Recueil : Poésies (1827)
Mon Dieu, quand je mourrai, que ce soit en hiver,
Lorsque gémit la bise et que la neige tombe ;
Que ce soit quand plus rien ne peut parfumer l'air,
Quand on voit le corbeau remplacer la colombe ;
Mon Dieu, quand je mourrai, que ce soit en hiver !

Si c'était le printemps, quand revient l'espérance,
Quand avril et la fleur échangent leurs baisers,
Je vous dirais : Mon Dieu, retardez ma souffrance,
Faites renaître aussi tous mes rêves brisés,
Car voici le printemps, car voici l'espérance.

Et si c'était l'été, verte saison d'amour,
Alors que la nature est toute à son ivresse,
Je vous dirais : Seigneur, encore, encore un jour
Pour que je vide enfin la coupe enchanteresse
Pendant que c'est l'été, la saison de l'amour !

Puis quand viendra l'automne où la feuille s'envole,
Oh ! pas encore alors je ne voudrais mourir,
Car le rameau flétri fait pleurer, mais console.
Relique pour nos cœurs, c'est un cher souvenir
Qui peuple les sentiers d'où la feuille s'envole.

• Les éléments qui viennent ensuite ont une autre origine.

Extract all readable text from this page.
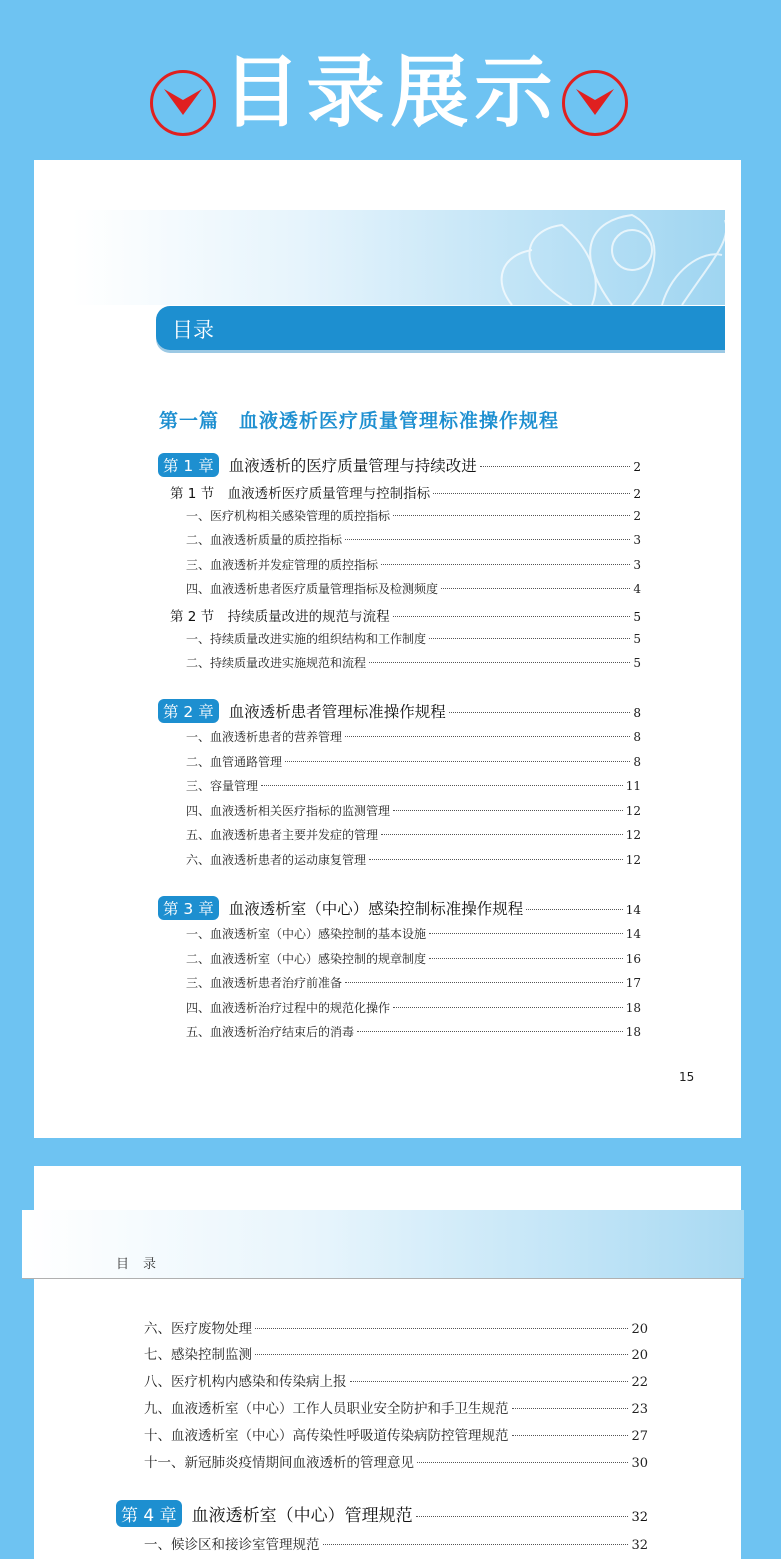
目录展示
目录
第一篇　血液透析医疗质量管理标准操作规程
第 1 章 血液透析的医疗质量管理与持续改进	2
第 1 节　血液透析医疗质量管理与控制指标	2
一、医疗机构相关感染管理的质控指标	2
二、血液透析质量的质控指标	3
三、血液透析并发症管理的质控指标	3
四、血液透析患者医疗质量管理指标及检测频度	4
第 2 节　持续质量改进的规范与流程	5
一、持续质量改进实施的组织结构和工作制度	5
二、持续质量改进实施规范和流程	5
第 2 章 血液透析患者管理标准操作规程	8
一、血液透析患者的营养管理	8
二、血管通路管理	8
三、容量管理	11
四、血液透析相关医疗指标的监测管理	12
五、血液透析患者主要并发症的管理	12
六、血液透析患者的运动康复管理	12
第 3 章 血液透析室（中心）感染控制标准操作规程	14
一、血液透析室（中心）感染控制的基本设施	14
二、血液透析室（中心）感染控制的规章制度	16
三、血液透析患者治疗前准备	17
四、血液透析治疗过程中的规范化操作	18
五、血液透析治疗结束后的消毒	18
15
目录
六、医疗废物处理	20
七、感染控制监测	20
八、医疗机构内感染和传染病上报	22
九、血液透析室（中心）工作人员职业安全防护和手卫生规范	23
十、血液透析室（中心）高传染性呼吸道传染病防控管理规范	27
十一、新冠肺炎疫情期间血液透析的管理意见	30
第 4 章 血液透析室（中心）管理规范	32
一、候诊区和接诊室管理规范	32
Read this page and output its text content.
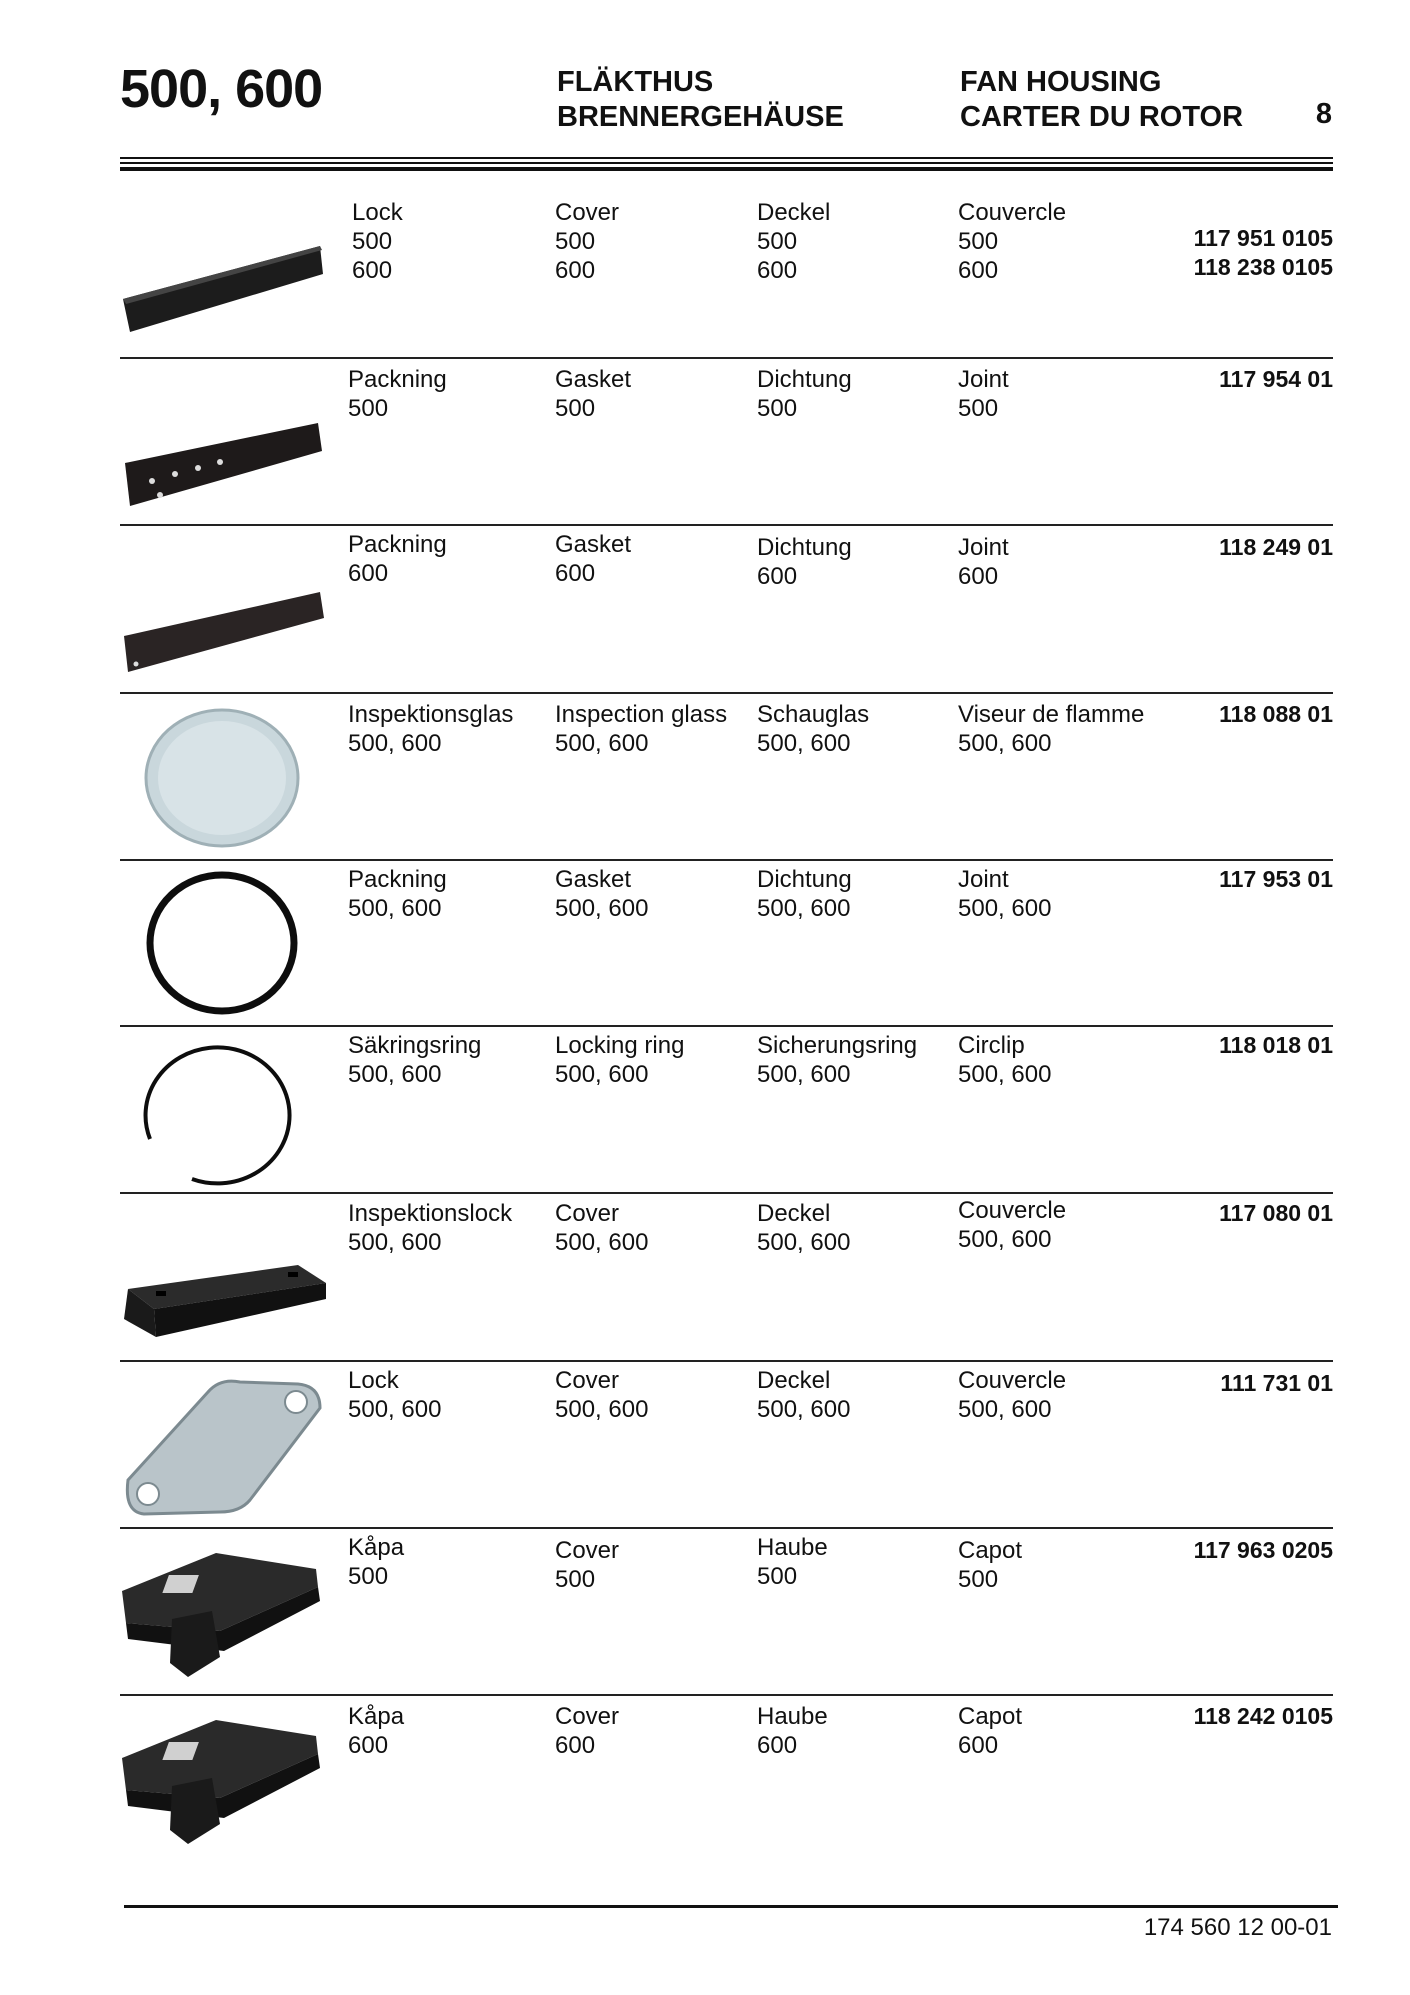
500, 600	FLÄKTHUS
BRENNERGEHÄUSE
FAN HOUSING
CARTER DU ROTOR	8
Lock
500
600
Cover
500
600
Deckel
500
600
Couvercle
500
600
117 951 0105
118 238 0105
Packning
500
Gasket
500
Dichtung
500
Joint
500
117 954 01
Packning
600
Gasket
600
Dichtung
600
Joint
600
118 249 01
Inspektionsglas
500, 600
Inspection glass
500, 600
Schauglas
500, 600
Viseur de flamme
500, 600
118 088 01
Packning
500, 600
Gasket
500, 600
Dichtung
500, 600
Joint
500, 600
117 953 01
Säkringsring
500, 600
Locking ring
500, 600
Sicherungsring
500, 600
Circlip
500, 600
118 018 01
Inspektionslock
500, 600
Cover
500, 600
Deckel
500, 600
Couvercle
500, 600
117 080 01
Lock
500, 600
Cover
500, 600
Deckel
500, 600
Couvercle
500, 600
111 731 01
Kåpa
500
Cover
500
Haube
500
Capot
500
117 963 0205
Kåpa
600
Cover
600
Haube
600
Capot
600
118 242 0105
174 560 12 00-01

Mais après, c'est l'hiver ! l'hiver, le froid , l'oubli...
Jetant son blanc linceul sur ce qui fut la vie,
Recouvrant le passé d'un lugubre repli ;
C'est l'hiver à qui seul toute joie est ravie,
Ah ! plus douce est la mort auprès du pâle oubli !

Et plus calme sera le repos dans ma tombe !
Permettez donc, Seigneur, que je meure en hiver.
Qu'au lieu de fraîches fleurs sur moi la neige tombe ;
Car lorsque tout est mort de ce qui nous fut cher
Il est bon de dormir étendu dans la tombe.


Anna Lizbeth.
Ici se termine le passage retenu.